OLMERT USED his personal background to stress the unexpected urgency of the demographic dangers. When his parents immigrated from China in 1933, he said, they came "to live in a Jewish democratic state. It was inconceivable to them that in their son's generation there would be a threat to the very Jewishness of the State of Israel."

His concern over the demographics is appropriate. While scholars may argue about precise population figures and estimates, sooner or later a compromise will have to be made between the river and the sea over either territory, democratic rights or the Jewishness of Israel. And the overwhelming majority of Israelis are not prepared to compromise on a Jewish state and a democratic one, which leaves only land.
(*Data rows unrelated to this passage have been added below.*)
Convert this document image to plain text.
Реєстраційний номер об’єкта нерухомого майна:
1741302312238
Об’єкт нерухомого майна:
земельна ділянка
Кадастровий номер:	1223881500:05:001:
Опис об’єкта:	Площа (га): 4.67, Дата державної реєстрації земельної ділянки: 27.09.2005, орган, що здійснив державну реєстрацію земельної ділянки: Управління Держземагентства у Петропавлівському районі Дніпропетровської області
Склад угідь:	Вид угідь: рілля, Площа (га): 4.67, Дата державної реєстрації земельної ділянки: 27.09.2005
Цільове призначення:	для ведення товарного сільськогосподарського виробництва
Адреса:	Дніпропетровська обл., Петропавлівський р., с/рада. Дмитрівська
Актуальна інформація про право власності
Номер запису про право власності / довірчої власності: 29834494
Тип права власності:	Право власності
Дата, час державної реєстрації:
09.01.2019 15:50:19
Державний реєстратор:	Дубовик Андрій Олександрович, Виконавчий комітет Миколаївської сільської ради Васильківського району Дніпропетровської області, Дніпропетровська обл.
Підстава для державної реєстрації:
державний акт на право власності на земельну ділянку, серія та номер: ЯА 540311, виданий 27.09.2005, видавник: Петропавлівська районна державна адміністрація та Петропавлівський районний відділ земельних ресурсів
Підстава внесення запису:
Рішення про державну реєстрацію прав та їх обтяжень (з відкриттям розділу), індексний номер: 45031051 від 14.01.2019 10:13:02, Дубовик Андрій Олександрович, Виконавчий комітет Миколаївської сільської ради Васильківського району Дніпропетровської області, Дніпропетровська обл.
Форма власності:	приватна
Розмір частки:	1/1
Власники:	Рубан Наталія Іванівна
His predecessor, Ariel Sharon, had all but given up on the prospect of negotiating territorial compromise with the Palestinians, and was thus about to resort to unilateralism as a means of separation in the West Bank, having done the same in Gaza. With that program, moreover, he would have won a third successive election had his health not failed him exactly two years ago.

With unilateralism discredited, Olmert is now urgently seeking to revive the negotiating option. But its success requires that the Abbas-led Palestinian leadership be persuaded to make compromises in its maximalist positions that are both beneficial to Israel and opposed by many of its own people. Surely that could only happen were it persuaded that such concessions were in its urgent, essential interest as well - if, for instance, it was motivated to seek accelerated common cause with Israel in desperate horror of being swept aside by the Islamists.

It might be noted in this light that on Monday, having previously spoken of the need to smash Hamas's control of Gaza, Abbas issued an impassioned plea for "dialogue" and the turning of a "new page" in relations with the Islamists. This despite the warnings of Olmert government officials that the new diplomatic effort would be over were Abbas to so much as "flirt" with Hamas.